Fibromyalgia, pain, Trauma

I feel like I have no value

I’m not one of those people who have others there for me. I’m one of those people who are there for everyone else. I’m loyal, dependable, trustworthy and empathetic to a fault. Nobody who comes into my life stays. They take what they can for as long as they can until they’ve had enough and leave. I feel like I’m a convenience store. they queue up with their trollies each one leaving with as much of what they need from me. They leave without paying only to return the next day to do it all over again. Whether it be kindness, loyalty, empathy I’ve got it and they want it. Some’s genuine need turns to greed, others don’t really want it they’re just in the business of taking. I make it too easy for them. They repeat their visits until they’ve satisfied their hunger with all of the good qualities I possess. Like King Henry the 8th They gorge on a banquet of empathy, loyalty, dependability, selflessness, trust and kindness. I continually restock my shelves their always full as is the store. People come and go some new faces some regulars until the day I never see them again. I didn’t close my shop so why did they leave? A bigger, better shop around the corner?

Round and round like a carousel. Every day the same until the day it wasn’t. The shelves began to become bare. Nobody was paying so how could I continue to restock? Despite the shelves being bare a few still came to walk around to check. This small group continued to visit the shop until the day they arrived and it was closed.
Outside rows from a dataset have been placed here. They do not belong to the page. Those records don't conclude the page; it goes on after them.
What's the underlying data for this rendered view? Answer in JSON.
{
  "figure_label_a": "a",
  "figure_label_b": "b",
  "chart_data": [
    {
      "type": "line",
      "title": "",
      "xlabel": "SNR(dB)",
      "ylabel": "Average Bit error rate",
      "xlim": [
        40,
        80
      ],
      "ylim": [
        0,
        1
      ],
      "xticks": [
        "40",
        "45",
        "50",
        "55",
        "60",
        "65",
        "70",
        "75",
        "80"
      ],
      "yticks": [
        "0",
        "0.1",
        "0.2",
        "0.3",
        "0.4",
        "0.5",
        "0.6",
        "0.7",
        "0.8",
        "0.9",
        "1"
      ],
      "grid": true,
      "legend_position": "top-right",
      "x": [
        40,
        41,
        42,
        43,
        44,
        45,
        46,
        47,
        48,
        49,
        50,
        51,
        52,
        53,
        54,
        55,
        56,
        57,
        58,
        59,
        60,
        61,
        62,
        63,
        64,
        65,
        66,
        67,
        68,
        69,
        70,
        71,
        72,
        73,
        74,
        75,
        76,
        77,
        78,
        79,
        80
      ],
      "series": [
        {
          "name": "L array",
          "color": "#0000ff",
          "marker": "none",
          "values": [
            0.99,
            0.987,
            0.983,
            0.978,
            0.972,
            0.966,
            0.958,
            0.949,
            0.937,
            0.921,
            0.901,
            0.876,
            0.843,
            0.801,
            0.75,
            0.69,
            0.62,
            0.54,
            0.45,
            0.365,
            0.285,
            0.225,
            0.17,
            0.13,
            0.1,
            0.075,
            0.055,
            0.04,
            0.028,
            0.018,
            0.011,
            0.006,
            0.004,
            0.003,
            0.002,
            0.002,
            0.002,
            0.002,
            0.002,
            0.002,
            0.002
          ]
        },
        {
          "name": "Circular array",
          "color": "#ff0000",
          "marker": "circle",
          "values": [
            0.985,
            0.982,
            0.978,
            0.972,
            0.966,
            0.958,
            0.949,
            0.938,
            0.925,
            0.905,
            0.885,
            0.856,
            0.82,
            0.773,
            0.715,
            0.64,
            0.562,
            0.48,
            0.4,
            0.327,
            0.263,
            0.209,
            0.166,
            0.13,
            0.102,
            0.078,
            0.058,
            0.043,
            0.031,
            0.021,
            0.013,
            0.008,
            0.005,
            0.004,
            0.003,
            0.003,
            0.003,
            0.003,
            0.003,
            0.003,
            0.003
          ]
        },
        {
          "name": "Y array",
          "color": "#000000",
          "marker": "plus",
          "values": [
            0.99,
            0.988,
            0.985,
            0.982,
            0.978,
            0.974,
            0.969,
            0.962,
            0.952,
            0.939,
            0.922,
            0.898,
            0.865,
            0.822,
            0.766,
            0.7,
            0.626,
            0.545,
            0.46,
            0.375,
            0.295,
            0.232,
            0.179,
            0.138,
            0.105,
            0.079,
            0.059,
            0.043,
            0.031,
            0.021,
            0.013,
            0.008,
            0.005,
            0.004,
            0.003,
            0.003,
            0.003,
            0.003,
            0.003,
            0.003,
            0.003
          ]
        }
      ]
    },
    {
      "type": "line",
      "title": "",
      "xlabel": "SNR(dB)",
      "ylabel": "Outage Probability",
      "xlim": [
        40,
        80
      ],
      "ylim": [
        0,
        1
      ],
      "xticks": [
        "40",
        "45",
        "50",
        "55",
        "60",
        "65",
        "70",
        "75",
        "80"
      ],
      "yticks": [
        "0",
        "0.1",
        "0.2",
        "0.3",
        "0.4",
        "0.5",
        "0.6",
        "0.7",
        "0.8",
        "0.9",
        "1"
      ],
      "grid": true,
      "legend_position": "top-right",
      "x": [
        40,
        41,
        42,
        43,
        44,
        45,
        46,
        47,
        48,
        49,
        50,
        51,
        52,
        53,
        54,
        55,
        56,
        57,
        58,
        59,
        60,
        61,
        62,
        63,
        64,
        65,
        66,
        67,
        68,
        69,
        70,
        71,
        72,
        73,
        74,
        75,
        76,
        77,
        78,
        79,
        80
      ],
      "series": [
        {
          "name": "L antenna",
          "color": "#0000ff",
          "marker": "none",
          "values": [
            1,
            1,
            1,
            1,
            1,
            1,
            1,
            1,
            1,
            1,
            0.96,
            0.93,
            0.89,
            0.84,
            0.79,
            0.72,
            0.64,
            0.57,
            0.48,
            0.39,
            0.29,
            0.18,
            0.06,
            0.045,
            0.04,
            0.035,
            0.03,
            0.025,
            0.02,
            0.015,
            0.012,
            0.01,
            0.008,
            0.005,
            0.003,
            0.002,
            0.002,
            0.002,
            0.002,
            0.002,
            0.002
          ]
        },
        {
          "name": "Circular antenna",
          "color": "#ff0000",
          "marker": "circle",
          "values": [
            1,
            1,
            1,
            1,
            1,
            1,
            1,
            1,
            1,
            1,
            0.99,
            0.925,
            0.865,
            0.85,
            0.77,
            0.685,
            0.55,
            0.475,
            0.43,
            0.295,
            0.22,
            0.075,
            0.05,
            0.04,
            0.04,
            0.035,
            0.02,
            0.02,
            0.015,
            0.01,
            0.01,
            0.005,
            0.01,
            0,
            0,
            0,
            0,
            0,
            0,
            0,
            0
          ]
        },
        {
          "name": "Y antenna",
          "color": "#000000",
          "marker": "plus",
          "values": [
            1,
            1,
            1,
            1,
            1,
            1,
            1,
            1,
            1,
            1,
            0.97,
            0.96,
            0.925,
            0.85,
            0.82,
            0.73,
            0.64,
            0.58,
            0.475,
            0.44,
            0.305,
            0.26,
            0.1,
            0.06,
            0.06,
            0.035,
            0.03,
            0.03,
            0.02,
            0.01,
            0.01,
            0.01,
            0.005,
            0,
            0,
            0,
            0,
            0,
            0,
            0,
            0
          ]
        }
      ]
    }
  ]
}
Despite pouring from my empty cup. Finally, I was empty, I had no more to give. I watch them all move on with their lives as if I never existed. Sometimes I wonder if they ever think of me or remember my kindness. I doubt it. People like that don’t. They just move on to the next supply. No doubt playing the victim with tales of woe as to why I’m no longer in their life. Something about me is I don’t leave people. I’m always the one who’s left behind. People don’t abandon people they love. They abandon the people they were using.